While the storage system attempts to contact and connect to key management servers, it displays detailed information about the failed contact attempts at the CLI. You can interrupt the contact attempts at any time by pressing Ctrl-C.
As a security measure, SEDs allow only a limited number of unauthorized access attempts, after which they disable access to the existing data. If the storage system cannot contact any specified key management servers to obtain the proper authentication keys, it can only attempt to authenticate with the default key which leads to a failed attempt and a panic. If the storage system is configured to automatically reboot in case of a panic, it enters a boot loop which results in continuous failed authentication attempts on the SEDs.
Halting the storage system in these scenarios is by design to prevent the storage system from entering a boot loop and possible unintended data loss as a result of the SEDs locked permanently due to exceeding the safety limit of a certain number of consecutive failed authentication attempts. The limit and the type of lockout protection depends on the manufacturing specifications and type of SED:
SED type |
Number of consecutive failed authentication attempts resulting in lockout |
Lockout protection type when safety limit is reached |
---|---|---|
HDD |
1024 |
Permanent. Data cannot be recovered, even when the proper authentication key becomes available again. |
X440_PHM2800MCTO 800GB NSE SSDs with firmware revisions NA00 or NA01 |
5 |
Temporary. Lockout is only in effect until disk is power-cycled. |
X577_PHM2800MCTO 800GB NSE SSDs with firmware revisions NA00 or NA01 |
5 |
Temporary. Lockout is only in effect until disk is power-cycled. |
X440_PHM2800MCTO 800GB NSE SSDs with higher firmware revisions |
1024 |
Permanent. Data cannot be recovered, even when the proper authentication key becomes available again. |
X577_PHM2800MCTO 800GB NSE SSDs with higher firmware revisions |
1024 |
Permanent. Data cannot be recovered, even when the proper authentication key becomes available again. |
All other SSD models |
1024 |
Permanent.

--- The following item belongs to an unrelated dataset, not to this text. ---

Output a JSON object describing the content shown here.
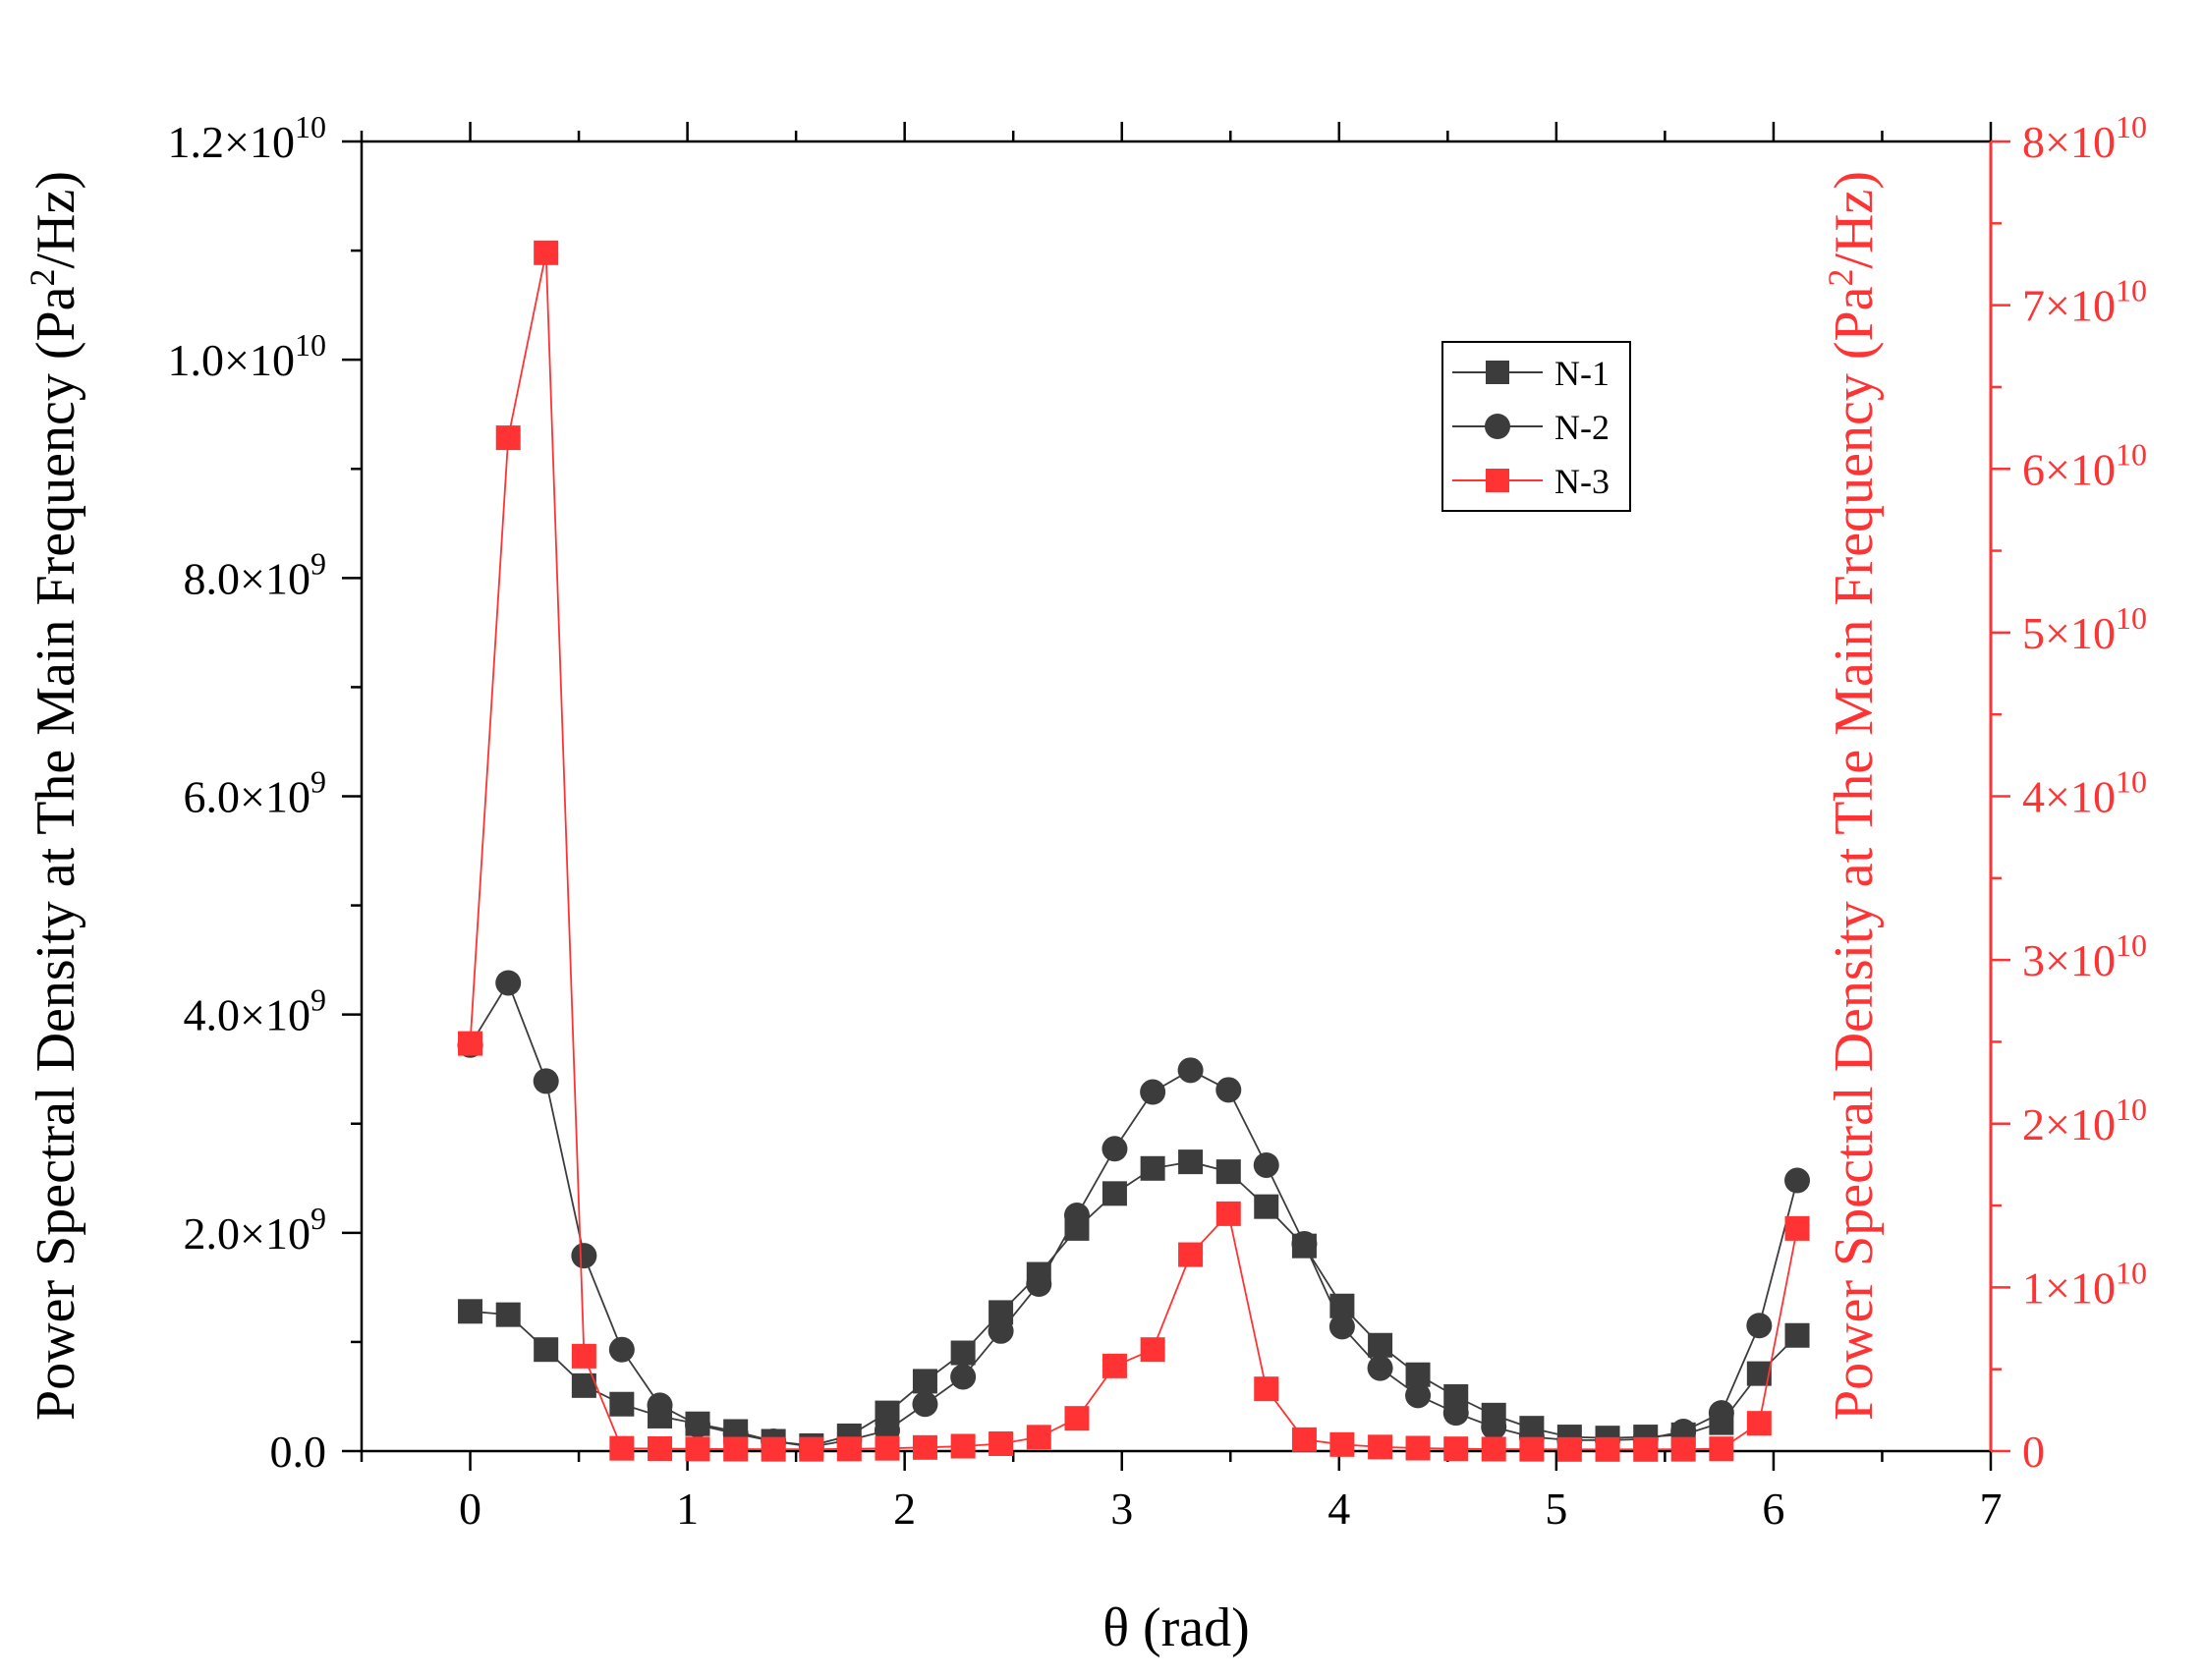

Data cannot be recovered, even when the proper authentication key becomes available again. |
For all SED types, a successful authentication resets the try count to zero.
If you encounter this scenario where the storage system is halted due to failure to reach any specified key management servers, you must first identify and correct the cause for the communication failure before you attempt to continue booting the storage system.